DNA Replication – MCDB 1A Lecture

Vocabulary flashcards covering the classic experiments and molecular machinery involved in DNA replication.

Transformation (Griffith)

Process where genetic material from heat-killed pathogenic (S) cells turned harmless (R) cells into pathogenic forms.

Griffith Experiment

1928 study showing that a ‘transforming principle’ (later shown to be DNA) can transfer pathogenicity between bacterial strains.

Hershey–Chase Experiment

1952 phage study using 35S-labeled protein and 32P-labeled DNA that proved DNA, not protein, enters bacteria to program viral reproduction.

Radioactive 35S

Isotope used to label proteins (sulfur in amino acids); remained in the supernatant during Hershey–Chase, indicating proteins stayed outside bacteria.

Radioactive 32P

Isotope used to label DNA (phosphate backbone); found in bacterial pellet in Hershey–Chase, showing DNA entered the cells.

Meselson–Stahl Experiment

Density-gradient centrifugation of 15N- and 14N-labeled DNA demonstrating that DNA replication is semiconservative.

Semiconservative Replication

Model in which each daughter DNA molecule consists of one parental strand and one newly synthesized strand.

Conservative Replication

Rejected model proposing that the parental double helix remains intact and an entirely new double helix is made.

Dispersive Replication

Rejected model suggesting parental DNA is interspersed in both strands of daughter molecules.

Origin of Replication

Specific DNA sequence where replication begins; initiator proteins bind and open a replication bubble.

Replication Bubble

Locally unwound region of DNA where synthesis proceeds in both directions from an origin.

Replication Fork

Y-shaped end of a replication bubble where parental strands are unwound and new DNA is synthesized.

DNA Helicase

Enzyme that unwinds the DNA double helix at replication forks.

Topoisomerase

Enzyme that relieves overwinding ahead of replication forks by cutting, swiveling, and rejoining DNA strands.

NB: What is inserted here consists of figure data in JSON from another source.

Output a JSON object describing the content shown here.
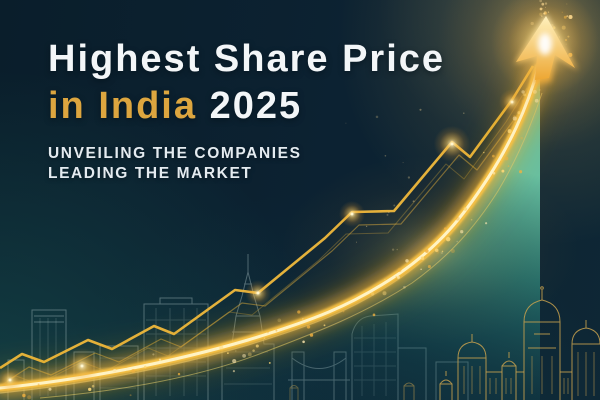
{
  "banner": {
    "title_line1": "Highest Share Price",
    "title_line2_highlight": "in India",
    "title_line2_year": "2025",
    "subtitle_line1": "UNVEILING THE COMPANIES",
    "subtitle_line2": "LEADING THE MARKET"
  },
  "colors": {
    "background": "#0c2232",
    "title_white": "#f3f6f8",
    "title_gold": "#dda63f",
    "trend_gold": "#f5c044",
    "trend_core": "#fff3c4",
    "area_teal": "#2e8d80",
    "grid_teal": "#6fe3d2",
    "skyline_line": "#cfe6e4",
    "landmark_gold": "#c9a24e"
  },
  "icons": {
    "up_arrow_icon": "▲",
    "sparkle_icon": "✦"
  }
}
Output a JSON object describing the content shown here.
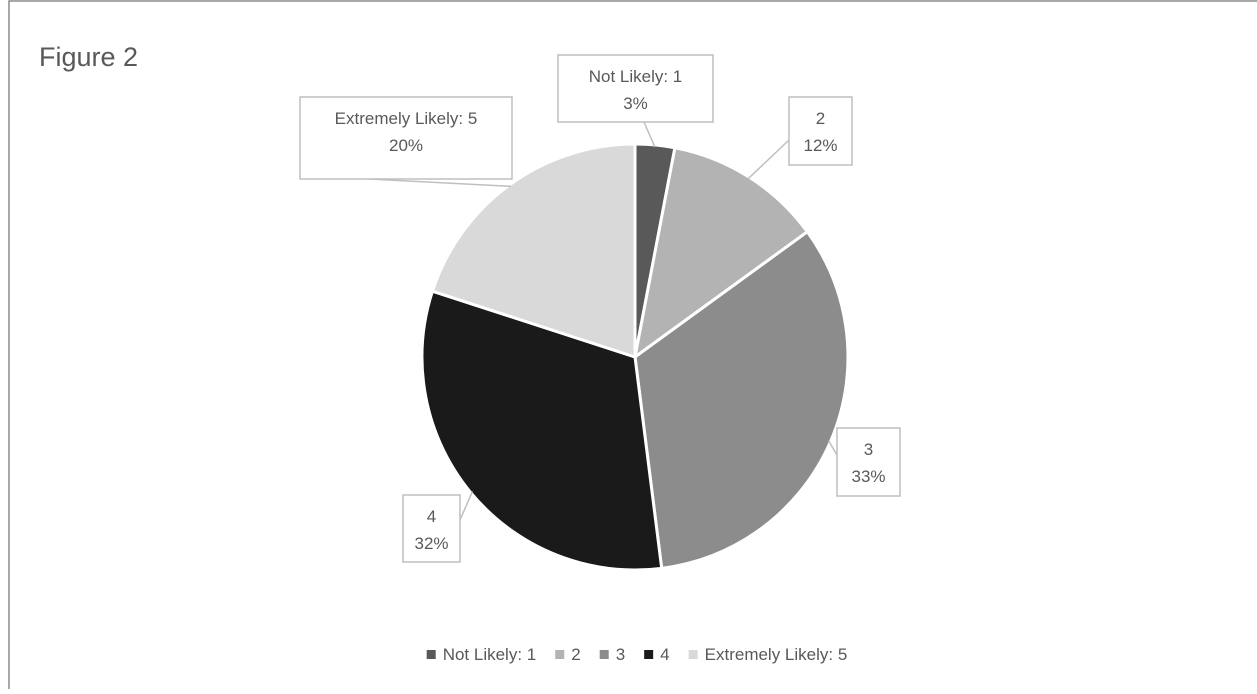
{
  "chart_data": {
    "type": "pie",
    "title": "Figure 2",
    "categories": [
      "Not Likely: 1",
      "2",
      "3",
      "4",
      "Extremely Likely: 5"
    ],
    "values": [
      3,
      12,
      33,
      32,
      20
    ],
    "data_labels": [
      {
        "name": "Not Likely: 1",
        "percent": "3%"
      },
      {
        "name": "2",
        "percent": "12%"
      },
      {
        "name": "3",
        "percent": "33%"
      },
      {
        "name": "4",
        "percent": "32%"
      },
      {
        "name": "Extremely Likely: 5",
        "percent": "20%"
      }
    ],
    "colors": [
      "#595959",
      "#b3b3b3",
      "#8c8c8c",
      "#1a1a1a",
      "#d9d9d9"
    ],
    "legend": {
      "position": "bottom",
      "items": [
        "Not Likely: 1",
        "2",
        "3",
        "4",
        "Extremely Likely: 5"
      ]
    }
  }
}
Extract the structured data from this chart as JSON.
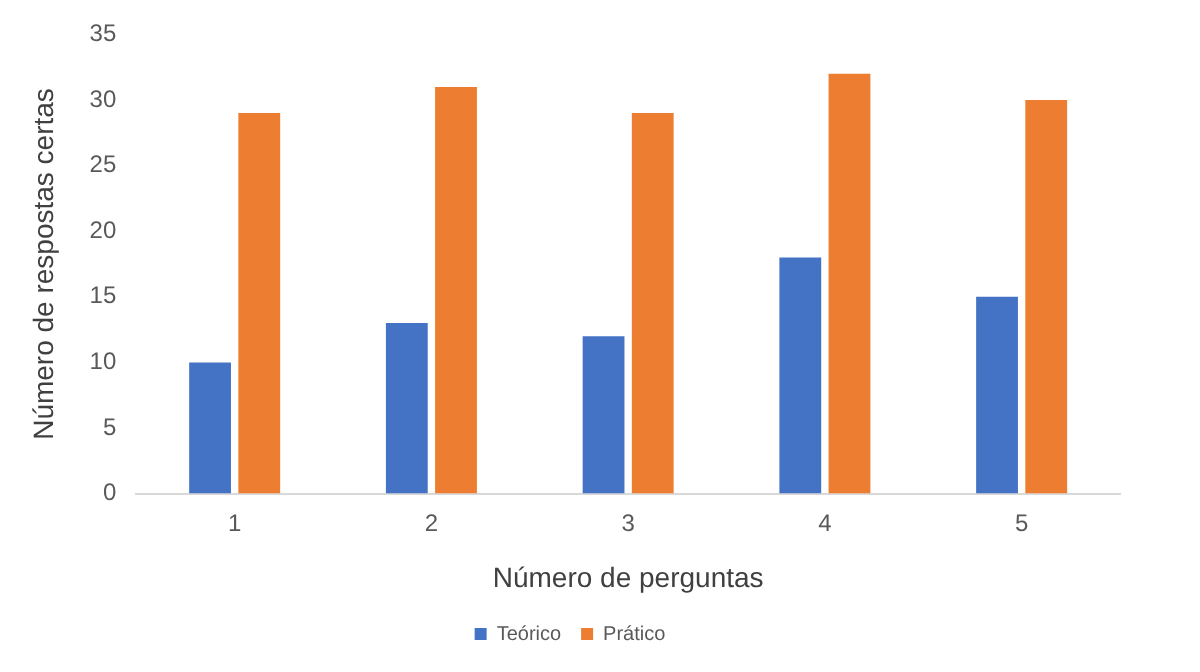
{
  "chart_data": {
    "type": "bar",
    "xlabel": "Número de perguntas",
    "ylabel": "Número de respostas certas",
    "categories": [
      "1",
      "2",
      "3",
      "4",
      "5"
    ],
    "series": [
      {
        "name": "Teórico",
        "color": "#4472c4",
        "values": [
          10,
          13,
          12,
          18,
          15
        ]
      },
      {
        "name": "Prático",
        "color": "#ed7d31",
        "values": [
          29,
          31,
          29,
          32,
          30
        ]
      }
    ],
    "ylim": [
      0,
      35
    ],
    "yticks": [
      0,
      5,
      10,
      15,
      20,
      25,
      30,
      35
    ],
    "grid": false,
    "legend": "bottom"
  }
}
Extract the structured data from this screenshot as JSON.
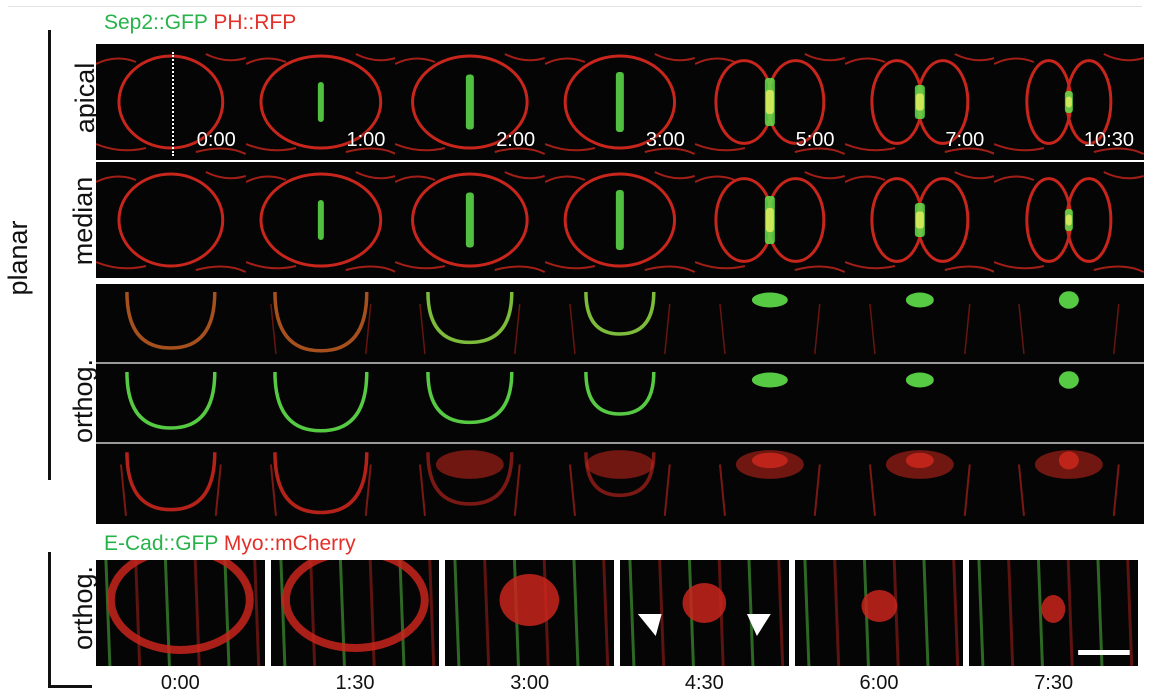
{
  "figure": {
    "top_legend": {
      "marker1": "Sep2::GFP",
      "marker2": "PH::RFP"
    },
    "bottom_legend": {
      "marker1": "E-Cad::GFP",
      "marker2": "Myo::mCherry"
    },
    "row_labels": {
      "apical": "apical",
      "median": "median",
      "orthog_top": "orthog.",
      "orthog_bottom": "orthog.",
      "planar": "planar"
    },
    "top_timepoints": [
      "0:00",
      "1:00",
      "2:00",
      "3:00",
      "5:00",
      "7:00",
      "10:30"
    ],
    "bottom_timepoints": [
      "0:00",
      "1:30",
      "3:00",
      "4:30",
      "6:00",
      "7:30"
    ],
    "colors": {
      "green": "#27b34a",
      "red": "#e5302a",
      "membrane_red": "#c8261c",
      "septin_green": "#5fe04a"
    }
  }
}
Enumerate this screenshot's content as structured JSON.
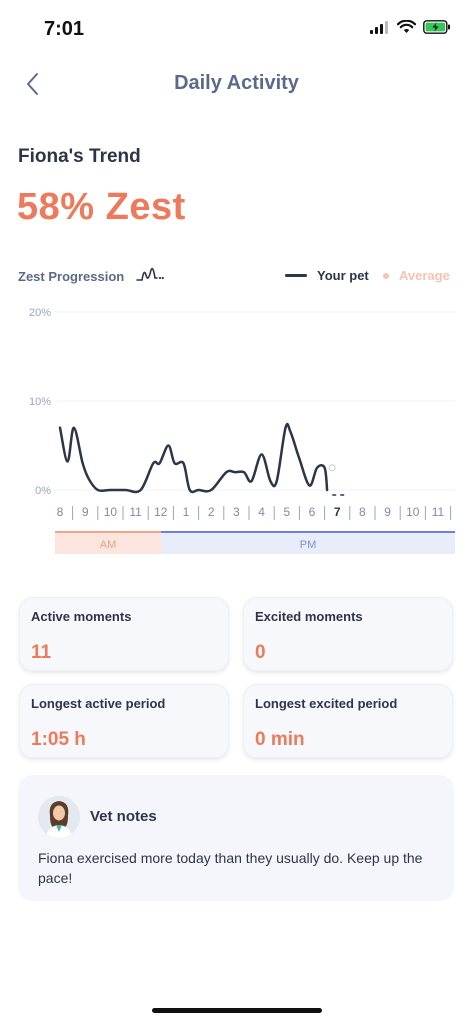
{
  "status": {
    "time": "7:01"
  },
  "header": {
    "title": "Daily Activity"
  },
  "trend": {
    "title": "Fiona's Trend",
    "zest_value": "58% Zest"
  },
  "chart_section": {
    "label": "Zest Progression",
    "legend_pet": "Your pet",
    "legend_avg": "Average"
  },
  "chart_data": {
    "type": "line",
    "title": "",
    "xlabel": "",
    "ylabel": "",
    "ylim": [
      0,
      20
    ],
    "yticks": [
      "0%",
      "10%",
      "20%"
    ],
    "x_ticks": [
      "8",
      "9",
      "10",
      "11",
      "12",
      "1",
      "2",
      "3",
      "4",
      "5",
      "6",
      "7",
      "8",
      "9",
      "10",
      "11"
    ],
    "current_tick": "7",
    "periods": [
      "AM",
      "PM"
    ],
    "grid": true,
    "legend": "top-right",
    "series": [
      {
        "name": "Your pet",
        "color": "#2d3548",
        "x": [
          0,
          0.3,
          0.55,
          0.9,
          1.15,
          1.5,
          2,
          2.6,
          3.2,
          3.7,
          3.95,
          4.3,
          4.55,
          4.9,
          5.15,
          5.5,
          6,
          6.6,
          6.95,
          7.3,
          7.6,
          8,
          8.35,
          8.6,
          8.95,
          9.15,
          9.5,
          9.9,
          10.2,
          10.5,
          10.6
        ],
        "values": [
          7,
          3.2,
          7,
          3,
          1.2,
          0,
          0,
          0,
          0,
          3,
          3,
          5,
          3,
          3,
          0,
          0,
          0,
          2,
          2,
          2,
          1,
          4,
          1,
          1,
          7,
          6.5,
          3.5,
          0.5,
          2.5,
          2.5,
          0
        ]
      }
    ],
    "average_marker": {
      "x": 10.8,
      "value": 2.5
    }
  },
  "stats": [
    {
      "label": "Active moments",
      "value": "11"
    },
    {
      "label": "Excited moments",
      "value": "0"
    },
    {
      "label": "Longest active period",
      "value": "1:05 h"
    },
    {
      "label": "Longest excited period",
      "value": "0 min"
    }
  ],
  "vet": {
    "title": "Vet notes",
    "text": "Fiona exercised more today than they usually do. Keep up the pace!"
  },
  "colors": {
    "accent": "#ee7a5b",
    "primary": "#2d3548",
    "am": "#fce5de",
    "pm": "#e8ecfb"
  }
}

Single-Strand Binding Proteins (SSB)

Proteins that bind and stabilize separated DNA strands, preventing reannealing.

Primase

RNA polymerase that synthesizes short RNA primers to provide a 3′ OH for DNA polymerases.

Primer

Short RNA (or DNA) sequence with a free 3′ OH to which DNA polymerase can add nucleotides.

DNA Polymerase III

Main bacterial replicative polymerase; reads template 3′→5′ and builds new strand 5′→3′ at ~500 nt/s.

DNA Polymerase I

Enzyme that removes RNA primers and fills the gaps with DNA nucleotides.

Sliding Clamp

Ring-shaped protein that holds DNA polymerase III onto the DNA for high processivity.

Leading Strand

DNA strand synthesized continuously toward the replication fork in the 5′→3′ direction.

Lagging Strand

DNA strand synthesized discontinuously away from the fork as Okazaki fragments.

Okazaki Fragment

Short DNA fragment (~1000–2000 nt in bacteria) produced during lagging strand synthesis.

DNA Ligase

Enzyme that seals nicks by forming phosphodiester bonds, joining Okazaki fragments into a continuous strand.

Telomere

Repeating TTAGGG DNA sequence at eukaryotic chromosome ends; shortens slightly each replication cycle.

5′→3′ Directionality

Intrinsic polarity of DNA; polymerases add nucleotides only to the 3′ OH end, synthesizing 5′→3′.

Phosphodiester Bond

Covalent linkage between the 5′ phosphate of one nucleotide and the 3′ hydroxyl of the next.